As far as I know, yes they are setting up a registry for all ponies that are either half hshetalnd, half mini, or half ASPR. But.... it is only to be a registry service. They will provide papers for them (like a sport pony registry) but a this time have no plans to provide shows for them or anything.


----------



## USMCshamusmom (May 24, 2004)

Thanks Spaz, I thought someone woul know.... hmmmmmm......


----------



## Lisa-Ruff N Tuff Minis (May 24, 2004)

Is it that this will be great for those that want the ASPC/AMHR cross to have reg stock or show parantage until such time as horses can be hardshipped in? at least that is what i was told


----------



## Karen S (May 25, 2004)

Hi USMCshamusmom,

Yes, the new National Show Pony Registry is a real thing that should be up and running the first of 2005. This is a new sport pony registry that will hold registration papers only. This is for ponies 14.2 and under. The main qualification is that this pony must have one parent registered with the ASPC/AMHR/ASPR and the other parent can be from a registered parent from another registry ie..Quarter Horse, Welsh, Paint, Morgan etc. or that second parent can be a grade horse.

This all came about when a group of people contacted the registry about helping them with these type of ponies.

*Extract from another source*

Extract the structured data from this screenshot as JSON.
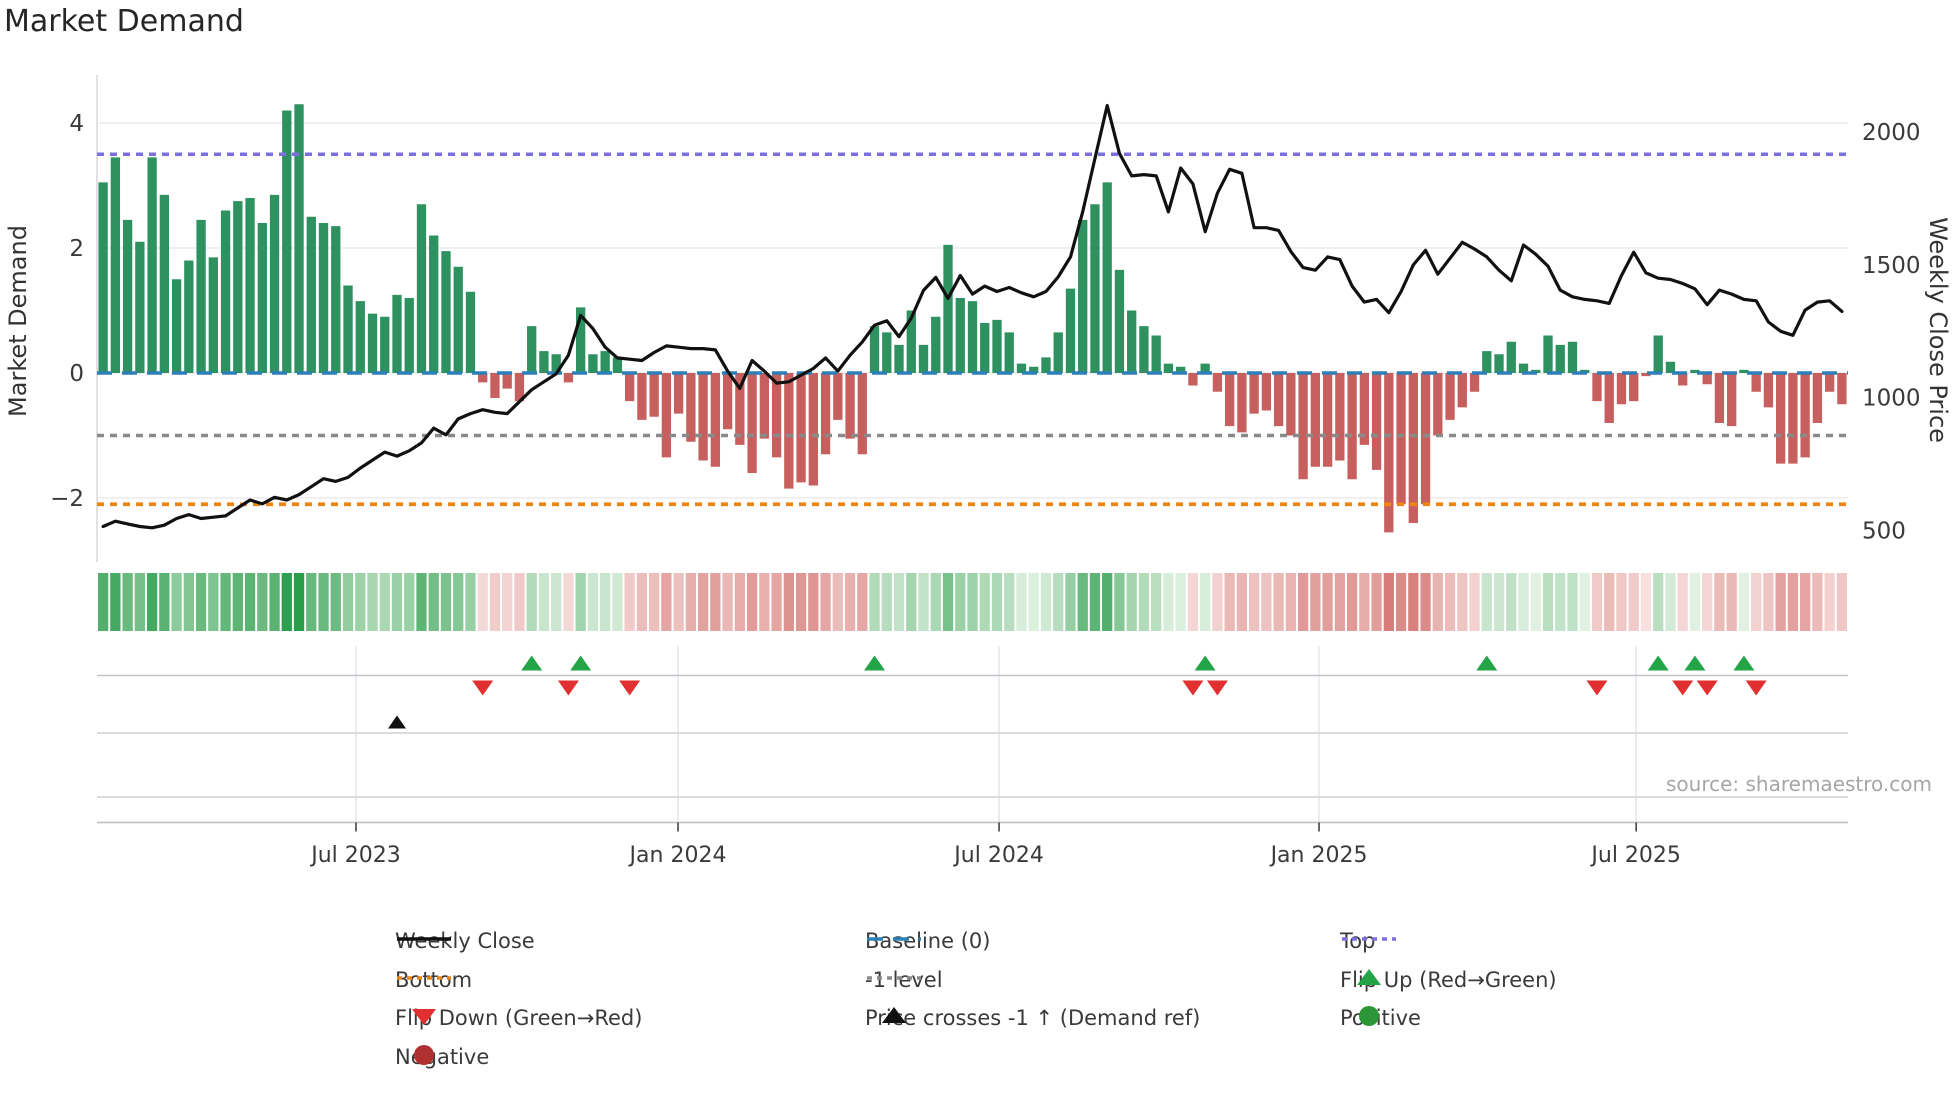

They needed someone to handle their paperwork for them. At this time NO SHOWS are in the plan. I'm also looking into purchasing a nice Quarter Horse mare to breed to my Shetland stallion to produce a nice riding horse for myself. This is where the market is going and I think it's great that the ASPC/AMHR/ASPR is opening another door to help promote our Miniatures & Shetlands. Watch your Journal for additional details. After convention we will probably will know more.

If you have any questions concerning this you can contact Tom Demry director for Area 3 as he was the one that presented the information to the Board of Directors at convention last year. His phone #352-498-4203.

Karen Shaw

Fiddlestix Miniatures & Shetlands

Burleson Texas


----------